The NRAO's facility in Socorro is the Pete Domenici Array Operations Center (AOC). Located on the New Mexico Tech university campus, the AOC serves as the headquarters for the Very Large Array (VLA), which was the setting for the 1997 movie Contact, and is also the control center for the Very Long Baseline Array (VLBA). The ten VLBA telescopes are in Hawaii, the U.S. Virgin Islands, and eight other sites across the continental United States.

===Tucson, Arizona===
Offices were located on the University of Arizona campus. NRAO formerly operated the 12-Meter Telescope on Kitt Peak. NRAO suspended operations at this telescope and funding was rerouted to the Atacama Large Millimeter Array (ALMA) instead. The Arizona Radio Observatory now operates the 12-Meter Telescope.

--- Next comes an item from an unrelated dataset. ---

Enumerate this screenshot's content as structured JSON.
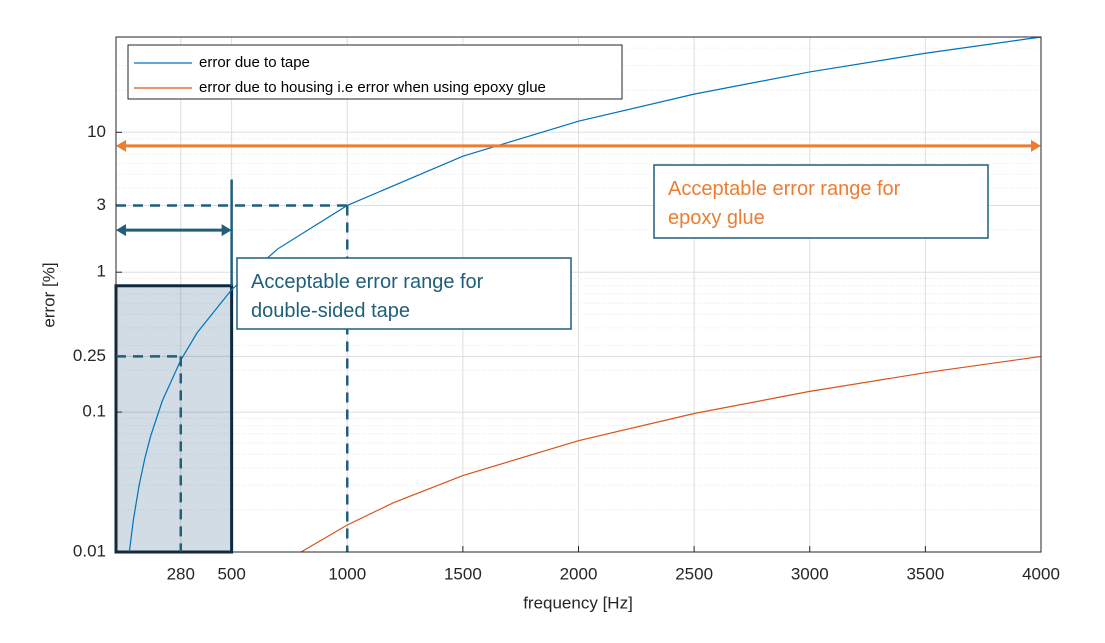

===San Pedro de Atacama, Chile===
The Atacama Large Millimeter Array (ALMA) site in Chile is at ~5000 m altitude near Cerro Chajnantor in northern Chile. This is about 40 km east of the historic village of San Pedro de Atacama, 130 km southeast of the mining town of Calama, and about 275 km east-northeast of the coastal port of Antofagasta.

== Directors ==
- 1959 - 1962: Otto Struve
- 1962 - 1978: David S. Heeschen
- 1978 - 1984: Morton S. Roberts
- 1984 - 1985: Hein Hvatum
- 1985 - 2002: Paul A. Vanden Bout
- 2002 - 2012: Fred K.Y. Lo
- 2012 - present: Anthony Beasley

==Jansky Prize==
The Karl G. Jansky Lectureship is a prestigious lecture awarded by the board of trustees of the NRAO. The Lectureship is awarded "to recognize outstanding contributions to the advancement of radio astronomy". Recipients have included Fred Hoyle, Charles Townes, Edward M. Purcell, Subrahmanyan Chandrasekhar, Philip Morrison, Vera Rubin, Jocelyn Bell Burnell, Frank J. Low, and Mark Reid. The lecture is delivered in Charlottesville, Green Bank, and in Socorro.